Wednesday, 23 April 2014

Cape St.Mary's Ecological Reserve

Monday April 21st Brad & I made our annual trip to Cape St.Mary's Ecological Reserve to photograph the nesting Seabirds and also to try our hand at a few landscape photos while we were there. As usual we were amazed at the number of seabirds that nest on Bird rock and the surrounding cliffs. During the breeding season the cape is home to literally ten's of thousands of nesting Northern Gannets, Murres, Kittiwakes and the list goes on. Its Amazing. 

We had a very early morning, we left Brad's house 4:30am to embark and arrived at the cape just after sunrise. We had hoped for little or no wind so we could focus on the Horned Larks that nest on the barrens at the cape but of course mother nature had other plans.
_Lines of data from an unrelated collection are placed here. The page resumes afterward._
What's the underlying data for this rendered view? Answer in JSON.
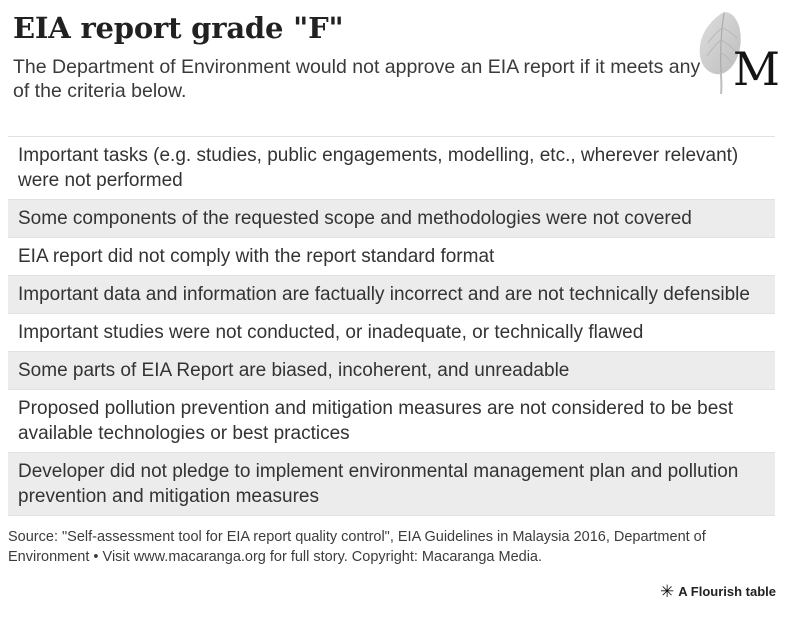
{
  "header": {
    "title": "EIA report grade \"F\"",
    "subtitle": "The Department of Environment would not approve an EIA report if it meets any of the criteria below."
  },
  "logo": {
    "letter": "M",
    "leaf_color": "#cccccc",
    "vein_color": "#b0b0b0"
  },
  "table": {
    "rows": [
      "Important tasks (e.g. studies, public engagements, modelling, etc., wherever relevant) were not performed",
      "Some components of the requested scope and methodologies were not covered",
      "EIA report did not comply with the report standard format",
      "Important data and information are factually incorrect and are not technically defensible",
      "Important studies were not conducted, or inadequate, or technically flawed",
      "Some parts of EIA Report are biased, incoherent, and unreadable",
      "Proposed pollution prevention and mitigation measures are not considered to be best available technologies or best practices",
      "Developer did not pledge to implement environmental management plan and pollution prevention and mitigation measures"
    ],
    "stripe_color": "#ececec",
    "border_color": "#e2e2e2"
  },
  "footer": {
    "source": "Source: \"Self-assessment tool for EIA report quality control\", EIA Guidelines in Malaysia 2016, Department of Environment • Visit www.macaranga.org for full story. Copyright: Macaranga Media.",
    "flourish_icon": "✳",
    "flourish_credit": "A Flourish table"
  }
}
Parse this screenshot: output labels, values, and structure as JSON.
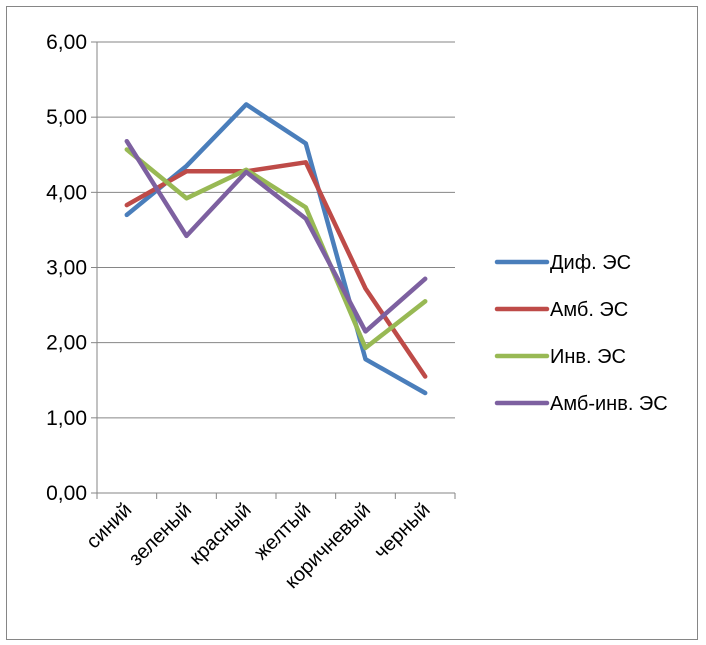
{
  "chart_data": {
    "type": "line",
    "categories": [
      "синий",
      "зеленый",
      "красный",
      "желтый",
      "коричневый",
      "черный"
    ],
    "yticks": [
      "0,00",
      "1,00",
      "2,00",
      "3,00",
      "4,00",
      "5,00",
      "6,00"
    ],
    "ylim": [
      0,
      6
    ],
    "grid": true,
    "legend_position": "right",
    "series": [
      {
        "name": "Диф. ЭС",
        "color": "#4A7EBB",
        "values": [
          3.7,
          4.35,
          5.17,
          4.65,
          1.78,
          1.33
        ]
      },
      {
        "name": "Амб. ЭС",
        "color": "#BE4B48",
        "values": [
          3.83,
          4.28,
          4.28,
          4.4,
          2.72,
          1.55
        ]
      },
      {
        "name": "Инв. ЭС",
        "color": "#98B954",
        "values": [
          4.57,
          3.92,
          4.3,
          3.8,
          1.93,
          2.55
        ]
      },
      {
        "name": "Амб-инв. ЭС",
        "color": "#7D60A0",
        "values": [
          4.68,
          3.42,
          4.27,
          3.65,
          2.15,
          2.85
        ]
      }
    ]
  }
}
The wind was gusting somewhere around 80km/hr if i had to guess. It was very cold and it didn't feel much like spring. That doesn't stop the birds instinct to claim nesting territory and find a mate!

               Cape St.Mary's lighthouse in the distance. This is the view just to the right of Bird rock.

Bird Rock. 

A 100-metre-tall stack of sandstone that is separated from the viewing area by a gap only a few metres wide.This shot doesn't do it justice for size and sheer number of nesting Gannets. Next trip we will have some more presentable photos of the area when the grass is lush green and the birds are all back from their wintering grounds.

When we first arrived and began our walk out to bird rock we stopped to photograph Horned larks of which have recently arrived to nest for another season. They are usually just out of reach but every now and again you find one that is somewhat more approachable.

Once at Bird Rock we photographed the many hundreds if not thousands of Gannets that have already returned. It is so amazing to watch these large seabirds glide around the large cliffs and headlands with ease. The updrafts allow them to glide and help us get in-flight shots. Also the cliffs and rocks that the birds build their nests on provide interesting backdrops for photography.


In June we will return to photograph the Murres and Kittiwakes which also nest at the cape. When we were there on monday not all the Murres and Kittiwakes were on the cliffs but MANY thousands were on the water below as you can see from the photo below!

Things are now changing on the Island of Newfoundland. Birds like Osprey and Greater Yellowlegs are showing up and bird song once again is filling the woods. I myself have been busy building Tree Swallow boxes with my father and placing them around. Only a few more weeks and the flood gates of bird migration will be opened!